Drop out of school, get a third or fourth job, sell our vital organs on the black market — these choices are not exactly feasible. Loans are often the most attractive and accessible option, but we are not always fully informed before we borrow.
We are often told that student loans are “good debt,” meaning the loans will yield a higher future return than their current cost.
This is not necessarily a false accusation, as some studies have shown that higher education is correlated to a higher salary.
However, a higher salary does not always mean that your loans qualify as good debt.
Student loans can cause a trap, in which you must take your first job option because you need a stable salary to pay your bills.
This job is supposed to be only temporary, but as the weeks pass and the bills keep coming in, you stay in this job, score that promotion and find that you just cannot give up the paycheck.
Your job’s purpose is to make money, but that money mostly goes toward bills, which largely go toward paying off student loans.
Of course, students should not take this as a call to action against all loans.
In most cases, loans are a great option for financing a college education.
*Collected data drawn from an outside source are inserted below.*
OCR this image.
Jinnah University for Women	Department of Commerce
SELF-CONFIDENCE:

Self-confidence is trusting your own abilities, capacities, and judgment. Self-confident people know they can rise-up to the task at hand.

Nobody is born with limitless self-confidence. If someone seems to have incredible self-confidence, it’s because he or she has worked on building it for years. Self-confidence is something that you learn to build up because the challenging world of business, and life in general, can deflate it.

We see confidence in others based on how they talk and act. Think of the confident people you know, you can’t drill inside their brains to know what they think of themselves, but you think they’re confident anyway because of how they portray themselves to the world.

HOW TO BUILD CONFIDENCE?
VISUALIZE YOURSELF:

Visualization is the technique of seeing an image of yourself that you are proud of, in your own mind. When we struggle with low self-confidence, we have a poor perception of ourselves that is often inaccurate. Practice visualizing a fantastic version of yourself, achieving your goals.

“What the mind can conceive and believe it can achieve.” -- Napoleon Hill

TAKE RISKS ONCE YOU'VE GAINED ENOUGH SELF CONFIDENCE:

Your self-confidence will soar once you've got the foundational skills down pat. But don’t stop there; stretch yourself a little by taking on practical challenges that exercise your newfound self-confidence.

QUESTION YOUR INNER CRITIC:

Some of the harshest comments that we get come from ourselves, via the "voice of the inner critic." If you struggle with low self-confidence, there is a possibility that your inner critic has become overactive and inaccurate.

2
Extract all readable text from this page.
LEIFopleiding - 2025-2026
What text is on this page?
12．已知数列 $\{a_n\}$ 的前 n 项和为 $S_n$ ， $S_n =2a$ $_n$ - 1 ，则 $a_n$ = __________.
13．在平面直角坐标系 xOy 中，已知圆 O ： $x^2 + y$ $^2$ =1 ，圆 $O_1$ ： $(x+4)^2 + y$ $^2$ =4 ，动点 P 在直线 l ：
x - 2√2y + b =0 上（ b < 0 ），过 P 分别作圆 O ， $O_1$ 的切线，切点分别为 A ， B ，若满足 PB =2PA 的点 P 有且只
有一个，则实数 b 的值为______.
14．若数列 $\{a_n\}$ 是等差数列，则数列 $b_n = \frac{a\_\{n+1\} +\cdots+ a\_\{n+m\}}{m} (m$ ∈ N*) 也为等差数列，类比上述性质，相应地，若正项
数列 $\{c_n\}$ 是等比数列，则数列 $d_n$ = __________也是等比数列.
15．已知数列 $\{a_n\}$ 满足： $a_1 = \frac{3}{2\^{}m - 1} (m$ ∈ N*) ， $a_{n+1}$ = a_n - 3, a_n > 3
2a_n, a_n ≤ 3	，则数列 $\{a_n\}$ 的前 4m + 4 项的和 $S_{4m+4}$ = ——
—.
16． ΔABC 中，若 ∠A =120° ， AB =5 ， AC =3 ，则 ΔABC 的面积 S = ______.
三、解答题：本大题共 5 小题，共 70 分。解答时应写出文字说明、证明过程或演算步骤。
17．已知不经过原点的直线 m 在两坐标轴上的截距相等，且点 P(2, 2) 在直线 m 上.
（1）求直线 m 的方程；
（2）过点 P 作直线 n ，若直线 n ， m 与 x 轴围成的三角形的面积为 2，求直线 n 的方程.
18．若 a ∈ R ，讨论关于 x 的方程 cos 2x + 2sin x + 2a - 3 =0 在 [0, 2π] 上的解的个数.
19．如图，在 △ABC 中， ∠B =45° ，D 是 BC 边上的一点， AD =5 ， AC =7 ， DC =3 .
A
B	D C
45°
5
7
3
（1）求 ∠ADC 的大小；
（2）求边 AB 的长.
Problems do not stem from the loan themselves, but rather the recipient’s lack of control over his or her personal finances.
Making a personal financial statement is a huge step in achieving financial independence and avoiding the debt trap. It forces you to regularly read and analyze your debt to income ratio and cash flow.
It doesn’t matter whether you are $1,000 in debt or $150,000 in debt — what matters is that you have taken initiative to learn the terms of your financial situation.
Unfortunately, a personal finance course is not required throughout our education, but the sooner you can become an informed skeptic of personal finance, the sooner you will achieve financial freedom.